Applies classifier free guidance to prediction and rescales if cfg_rescaling is enabled

Parameters:: pred – Assumed to be batched repeated prediction with first half consisting of unconditioned (empty token) predictions and second half being conditioned predictions

sample(prompts: Iterable[str], denoiser, device=None, show_progress: bool = False, accelerator=None)

Samples latents given some prompts and a denoiser

Parameters:

prompts – Text prompts for image generation (to condition denoiser)
denoiser – Model to use for denoising
device – Device on which to perform model inference
show_progress – Whether to display a progress bar for the sampling steps
accelerator – Accelerator object for accelerated training (optional)

Returns:

Latents unless postprocess flag is set to true in config, in which case VAE decoded latents are returned (i.e. images)

DDPOSampler

class drlx.sampling.DDPOSampler(config: SamplerConfig = SamplerConfig(guidance_scale=5.0, guidance_rescale=None, num_inference_steps=50, eta=1, postprocess=False, img_size=512))

Bases: Sampler

compute_loss(prompts, denoiser, device, show_progress: bool = False, advantages=None, old_preds=None, old_log_probs=None, method_config: DDPOConfig | None = None, accelerator=None)

Computes the loss for the DDPO sampling process.

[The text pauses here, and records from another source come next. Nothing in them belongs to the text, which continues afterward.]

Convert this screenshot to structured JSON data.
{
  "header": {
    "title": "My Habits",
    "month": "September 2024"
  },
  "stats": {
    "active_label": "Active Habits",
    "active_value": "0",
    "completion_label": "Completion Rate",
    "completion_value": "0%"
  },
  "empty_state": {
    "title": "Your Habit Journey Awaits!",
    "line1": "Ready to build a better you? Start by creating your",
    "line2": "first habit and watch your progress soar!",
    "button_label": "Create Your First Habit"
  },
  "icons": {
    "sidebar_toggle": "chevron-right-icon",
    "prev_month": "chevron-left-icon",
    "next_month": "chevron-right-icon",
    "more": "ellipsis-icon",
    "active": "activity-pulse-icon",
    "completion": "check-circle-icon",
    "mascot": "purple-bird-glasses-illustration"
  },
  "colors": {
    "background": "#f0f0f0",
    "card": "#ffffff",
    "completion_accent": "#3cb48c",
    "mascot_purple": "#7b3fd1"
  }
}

This function is used to train the denoiser model.

Parameters:

prompts – Text prompts to condition the denoiser
denoiser – Denoising model
device – Device to perform model inference on
show_progress – Whether to display a progress bar for the sampling steps
advantages – Normalized advantages obtained from reward computation
old_preds – Previous predictions from past model
old_log_probs – Log probabilities of predictions from past model
method_config – Configuration for the DDPO method
accelerator – Accelerator object for accelerated training (optional)

Returns:

Total loss computed over the sampling process

sample(prompts, denoiser, device, show_progress: bool = False, accelerator=None) → Iterable[Tensor]

DDPO sampling is analagous to playing a game in an RL environment. This function samples given denoiser and prompts but in addition to giving latents also gives log probabilities for predictions as well as ALL predictions (i.e. at each timestep)

Parameters:

prompts – Text prompts to condition denoiser
denoiser – Denoising model
device – Device to do inference on
show_progress – Display progress bar?
accelerator – Accelerator object for accelerated training (optional)

Returns:

triple of final denoised latents, all model predictions, all log probabilities for each prediction

step_and_logprobs(scheduler, pred: Tensor[Tensor], t: float, latents: Tensor[Tensor], old_pred: Tensor[Tensor] | None = None)

Steps backwards using scheduler. Considers the prediction as an action sampled from a normal distribution and returns average log probability for that prediction. Can also be used to find probability of current model giving some other prediction (old_pred)

Parameters:

scheduler – Scheduler being used for diffusion process
pred – Denoiser prediction with CFG and scaling accounted for
t – Timestep in diffusion process
latents – Latent vector given as input to denoiser
old_pred – Alternate prediction. If given, computes log probability of current model predicting alternative output.